Dodici racconti che parlano di dolore, di perdita e di scelte definitive, con la classe e la potenza narrativa che solo il maestro Stephen King è capace di regalarci. Da leggere, ricordandosi sempre che i racconti hanno pari dignità dei romanzi, almeno fuori dai confini letterari del nostro Paese.  

Per la chicca: il titolo originale della raccolta è ispirato alla canzone di Leonard Cohen “You Want It Darker”. 

“Tavole separate” di Delbert Mann

(USA, 1958)

L’inglese Terence Rattigan (1911-1977) nel 1954 firma la commedia teatrale intimista “Separate Tables” che riscuote subito un ottimo successo, anche nei teatri d’oltreoceano.
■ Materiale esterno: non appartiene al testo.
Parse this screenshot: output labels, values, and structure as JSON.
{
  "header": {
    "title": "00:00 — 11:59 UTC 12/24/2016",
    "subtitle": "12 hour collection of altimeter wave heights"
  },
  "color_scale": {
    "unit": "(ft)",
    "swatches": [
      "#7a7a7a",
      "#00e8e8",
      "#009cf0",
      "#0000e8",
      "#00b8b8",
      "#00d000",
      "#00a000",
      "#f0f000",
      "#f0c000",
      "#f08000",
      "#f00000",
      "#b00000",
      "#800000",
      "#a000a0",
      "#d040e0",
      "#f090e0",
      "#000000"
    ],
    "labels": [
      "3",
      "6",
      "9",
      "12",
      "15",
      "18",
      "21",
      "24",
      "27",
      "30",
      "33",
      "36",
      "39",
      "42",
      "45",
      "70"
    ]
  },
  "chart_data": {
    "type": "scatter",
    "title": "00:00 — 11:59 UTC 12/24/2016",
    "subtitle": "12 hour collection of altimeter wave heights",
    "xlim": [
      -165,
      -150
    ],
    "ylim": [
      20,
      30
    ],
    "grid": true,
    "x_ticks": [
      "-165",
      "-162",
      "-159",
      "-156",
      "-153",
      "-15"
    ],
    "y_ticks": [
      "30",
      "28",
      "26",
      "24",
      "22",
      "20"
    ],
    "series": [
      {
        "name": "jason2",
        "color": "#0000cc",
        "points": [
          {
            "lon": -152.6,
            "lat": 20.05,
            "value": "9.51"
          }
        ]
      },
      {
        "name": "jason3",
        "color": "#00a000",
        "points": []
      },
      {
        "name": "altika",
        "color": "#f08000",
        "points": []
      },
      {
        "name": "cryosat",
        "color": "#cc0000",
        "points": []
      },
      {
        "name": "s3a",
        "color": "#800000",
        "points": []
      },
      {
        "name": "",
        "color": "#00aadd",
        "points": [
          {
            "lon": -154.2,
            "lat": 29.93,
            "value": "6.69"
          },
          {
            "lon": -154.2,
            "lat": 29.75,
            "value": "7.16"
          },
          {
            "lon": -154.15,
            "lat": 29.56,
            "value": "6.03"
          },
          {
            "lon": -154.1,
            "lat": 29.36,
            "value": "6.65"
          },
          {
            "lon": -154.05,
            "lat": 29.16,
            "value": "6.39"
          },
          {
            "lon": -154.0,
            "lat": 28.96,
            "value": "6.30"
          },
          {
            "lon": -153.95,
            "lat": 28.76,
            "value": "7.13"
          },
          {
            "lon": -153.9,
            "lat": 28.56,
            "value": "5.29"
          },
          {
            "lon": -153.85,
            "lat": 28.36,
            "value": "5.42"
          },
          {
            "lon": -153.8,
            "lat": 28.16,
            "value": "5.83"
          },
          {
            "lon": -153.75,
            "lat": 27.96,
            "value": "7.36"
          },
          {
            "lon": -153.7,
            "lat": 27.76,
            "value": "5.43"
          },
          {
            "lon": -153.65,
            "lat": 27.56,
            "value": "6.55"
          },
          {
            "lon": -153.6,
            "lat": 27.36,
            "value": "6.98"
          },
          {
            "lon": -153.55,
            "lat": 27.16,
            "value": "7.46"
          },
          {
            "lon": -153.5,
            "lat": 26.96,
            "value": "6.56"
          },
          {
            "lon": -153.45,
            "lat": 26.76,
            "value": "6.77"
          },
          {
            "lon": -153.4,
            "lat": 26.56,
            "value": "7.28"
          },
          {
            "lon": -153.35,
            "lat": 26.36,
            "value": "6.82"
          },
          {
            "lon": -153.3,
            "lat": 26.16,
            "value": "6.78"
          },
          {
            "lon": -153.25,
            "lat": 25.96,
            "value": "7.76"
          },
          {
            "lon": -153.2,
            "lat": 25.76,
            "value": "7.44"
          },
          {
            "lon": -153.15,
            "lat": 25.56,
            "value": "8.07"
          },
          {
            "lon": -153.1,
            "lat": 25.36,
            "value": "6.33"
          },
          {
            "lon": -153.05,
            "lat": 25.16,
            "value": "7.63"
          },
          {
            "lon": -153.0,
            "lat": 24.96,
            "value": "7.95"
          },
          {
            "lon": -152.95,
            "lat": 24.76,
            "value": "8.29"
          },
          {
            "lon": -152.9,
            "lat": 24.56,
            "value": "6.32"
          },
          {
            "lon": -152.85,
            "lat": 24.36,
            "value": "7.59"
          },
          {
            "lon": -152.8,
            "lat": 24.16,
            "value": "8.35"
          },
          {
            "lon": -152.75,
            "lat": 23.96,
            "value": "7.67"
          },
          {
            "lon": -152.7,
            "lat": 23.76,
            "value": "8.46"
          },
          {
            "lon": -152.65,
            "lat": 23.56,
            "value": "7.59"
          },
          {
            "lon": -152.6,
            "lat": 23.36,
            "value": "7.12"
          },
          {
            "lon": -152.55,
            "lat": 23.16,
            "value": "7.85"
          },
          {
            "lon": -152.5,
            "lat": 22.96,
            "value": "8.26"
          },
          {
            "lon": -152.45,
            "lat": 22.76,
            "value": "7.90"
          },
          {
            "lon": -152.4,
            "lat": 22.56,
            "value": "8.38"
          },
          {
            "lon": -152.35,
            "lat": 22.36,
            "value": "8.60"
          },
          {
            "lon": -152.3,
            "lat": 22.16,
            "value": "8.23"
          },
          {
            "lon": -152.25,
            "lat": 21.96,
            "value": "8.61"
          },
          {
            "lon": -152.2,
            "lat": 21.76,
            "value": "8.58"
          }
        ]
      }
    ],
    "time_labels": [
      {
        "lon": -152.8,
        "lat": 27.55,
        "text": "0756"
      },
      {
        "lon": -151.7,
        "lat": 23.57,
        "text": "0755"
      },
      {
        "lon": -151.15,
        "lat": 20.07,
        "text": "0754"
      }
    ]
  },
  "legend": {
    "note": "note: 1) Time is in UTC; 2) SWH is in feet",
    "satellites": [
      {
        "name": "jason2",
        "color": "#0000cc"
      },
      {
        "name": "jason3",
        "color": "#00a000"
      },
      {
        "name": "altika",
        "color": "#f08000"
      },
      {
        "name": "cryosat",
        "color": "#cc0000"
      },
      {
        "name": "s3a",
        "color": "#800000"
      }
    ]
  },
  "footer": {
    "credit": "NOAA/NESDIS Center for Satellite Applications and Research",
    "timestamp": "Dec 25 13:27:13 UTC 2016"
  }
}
Hollywood se ne interessa, visto poi il forte legame fra Rattigan e il cinema che lo ha portato a firmare già varie sceneggiature e non solo di adattamenti di sue opere teatrali.

Assieme a John Gray e John Michael Hayes (autore di vari script di film poi diretti del maestro Alfred Hitchcock) Rattigan scrive la sceneggiatura che viene diretta da un grande artigiano della macchina da presa come Delbert Mann.

Il “Beauregard” è una piccola pensione a conduzione familiare situata nella località marittima di Bournemouth, nel sud della Gran Bretagna, che si affaccia sul canale della Manica. La pubblicità, che fa regolarmente sui giornali, sottolinea soprattutto la possibilità di desinare in tavole separate, peculiarità solo di un ambiente serio e riservato.

La titolare e inappuntabile direttrice è Pat Cooper (una bravissima Wendy Hiller, che per questa interpretazione vince l’Oscar come miglior attrice non protagonista) che conosce molto bene tutti i suoi ospiti, molti dei quali vivono lì ormai in maniera stabile.

Come ogni microcosmo, anche il “Beauregard” contiene quasi tutti gli strati sociali, a partire dalle aristocratiche Lady Gladys Matheson (Cathleen Nesbitt), Maud Railton-Bell (Gladys Cooper, che presterà il suo volto e la sua arte in pellicole come “I cinque volti dell’assassino” e “My Fair Lady” oltre che in tre episodi della mitica serie “Ai confini della realtà” di Rod Serling) e sua figlia Sibyl (una bravissima Deborah Kerr).

Poi c’è l’attempato ex maggiore Angus Pollock (David Niven) e i due studenti in vacanza Charles (un giovane Rod Taylor) e Jean (Audrey Dalton). Caso a parte è John Malcom (un gagliardo come sempre Burt Lancaster) giornalista e scrittore americano che ormai da quasi cinque anni vive nel piccolo albergo lontano dalla sua New York.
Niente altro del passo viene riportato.